For 25 years, DSP processor vendors have benefited from a very powerful secret weapon: extremely talented, hard-working customers. These customers understood their applications and algorithms inside and out. They were experts on processor instruction sets. They studied every nuance of microarchitecture, from pipelines to memory bank structures. And they spent countless weeks applying that knowledge to create dazzlingly efficient implementations of their applications on DSP processors.
Unfortunately for DSP processor vendors, today such customers are few and far between. What happened? There are two key underlying factors here. First, highly talented engineers specializing in DSP software optimization are becoming harder to find. Second, those highly talented specialists now have a lot more on their plates than they did 10 or 20 years ago. That’s because, gradually but steadily, applications have become much more complex. When I began programming DSPs in 1986, a complete, sophisticated application might have been implemented in a few thousand lines of assembly code. These days, a complete signal processing subsystem (such as a wireless transceiver) may comprise a few thousand files of C code. That, in turn, is only one component of a complete system.
Along the way, DSP processors have also become much more complex. Although DSPs have always been somewhat exotic, specialized machines, today’s DSP architectures are vastly more complicated than their predecessors. They use very long instruction words, highly specialized instructions, single-instruction-multiple-data operations, deep pipelines, multi-dimensional DMA engines, etc., etc. And that’s before we even begin talking about multi-core architectures.
So, applications have become much larger and more complex. Processors have become more complex. Highly skilled, specialist engineers are harder to find. And engineering teams have, generally speaking, not become larger. In many cases, in fact, they’ve become smaller. As a result, DSP engineers have less and less time to become experts on the inner workings of their algorithms and the details of their target processors. As a colleague of mine said recently, “More customers want to learn less about the processor architecture.” The key consequence of this trend is that the value proposition of DSP processors is now in question.
Why do DSP processors exist? It’s simple: DSP processors exist to deliver superior performance, cost/performance and energy efficiency on digital signal processing workloads compared to general-purpose processors. 25 years ago—even 10 years ago—that meant superior performance when programmed in assembly language by an expert DSP software engineer. But today, it increasingly means superior performance when programmed in C by a non-expert—or by an overworked expert.
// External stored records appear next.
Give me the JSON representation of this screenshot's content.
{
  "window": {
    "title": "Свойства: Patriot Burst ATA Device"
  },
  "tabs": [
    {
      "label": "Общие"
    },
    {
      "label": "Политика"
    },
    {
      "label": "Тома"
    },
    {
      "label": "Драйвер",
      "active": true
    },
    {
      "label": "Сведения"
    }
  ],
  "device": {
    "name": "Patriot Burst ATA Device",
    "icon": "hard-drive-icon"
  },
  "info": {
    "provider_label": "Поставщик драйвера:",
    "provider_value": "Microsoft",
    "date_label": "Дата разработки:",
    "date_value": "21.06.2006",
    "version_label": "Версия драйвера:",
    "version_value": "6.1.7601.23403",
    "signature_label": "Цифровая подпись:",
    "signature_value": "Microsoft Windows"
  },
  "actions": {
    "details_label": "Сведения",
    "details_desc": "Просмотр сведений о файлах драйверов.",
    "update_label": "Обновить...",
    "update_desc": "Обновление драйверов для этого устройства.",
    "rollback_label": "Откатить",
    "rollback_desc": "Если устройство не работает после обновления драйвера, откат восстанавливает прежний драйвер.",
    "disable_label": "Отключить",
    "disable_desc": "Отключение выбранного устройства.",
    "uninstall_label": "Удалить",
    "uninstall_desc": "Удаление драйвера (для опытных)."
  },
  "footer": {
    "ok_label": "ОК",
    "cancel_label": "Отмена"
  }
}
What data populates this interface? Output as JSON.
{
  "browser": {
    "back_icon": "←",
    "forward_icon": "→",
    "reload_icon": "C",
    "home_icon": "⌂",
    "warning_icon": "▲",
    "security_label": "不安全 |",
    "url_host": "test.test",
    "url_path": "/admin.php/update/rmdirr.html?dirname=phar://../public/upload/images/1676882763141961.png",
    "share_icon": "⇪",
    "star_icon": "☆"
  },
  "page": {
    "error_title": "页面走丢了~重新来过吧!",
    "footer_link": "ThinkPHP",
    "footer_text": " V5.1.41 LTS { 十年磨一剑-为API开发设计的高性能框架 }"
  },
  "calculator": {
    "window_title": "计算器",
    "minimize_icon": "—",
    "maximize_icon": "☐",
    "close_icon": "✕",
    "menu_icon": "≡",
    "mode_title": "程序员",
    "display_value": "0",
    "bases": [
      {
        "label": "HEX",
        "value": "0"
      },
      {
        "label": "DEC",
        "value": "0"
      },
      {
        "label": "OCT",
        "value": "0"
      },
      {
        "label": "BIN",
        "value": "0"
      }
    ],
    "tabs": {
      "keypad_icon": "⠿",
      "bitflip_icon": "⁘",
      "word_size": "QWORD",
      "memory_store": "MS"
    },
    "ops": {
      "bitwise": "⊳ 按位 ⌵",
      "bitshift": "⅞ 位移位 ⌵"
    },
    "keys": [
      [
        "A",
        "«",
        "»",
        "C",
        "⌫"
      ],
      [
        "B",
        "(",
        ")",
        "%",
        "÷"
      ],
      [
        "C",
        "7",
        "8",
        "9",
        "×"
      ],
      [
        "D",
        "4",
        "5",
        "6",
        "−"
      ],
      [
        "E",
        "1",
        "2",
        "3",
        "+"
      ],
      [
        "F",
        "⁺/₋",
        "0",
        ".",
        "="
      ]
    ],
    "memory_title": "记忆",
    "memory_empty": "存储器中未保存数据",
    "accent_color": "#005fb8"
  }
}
Unfortunately, the C compilers for many DSP processors are not impressive. The net result of this is that the performance and efficiency realized when using a DSP processor with its C compiler may be no better than that obtained using a general-purpose CPU with its C compiler. Whatever hardware disadvantage the general-purpose CPU has may be offset by the advantage of its superior compiler.
The game is certainly not over yet. There are a few good DSP processor C compilers out there. And there are still a few DSP software engineers with the talent and the time to tweak their code to get the maximum out of the hardware. But, by and large, if DSP processors are going to continue to deliver a compelling value proposition, they’re going to need better compilers—and soon.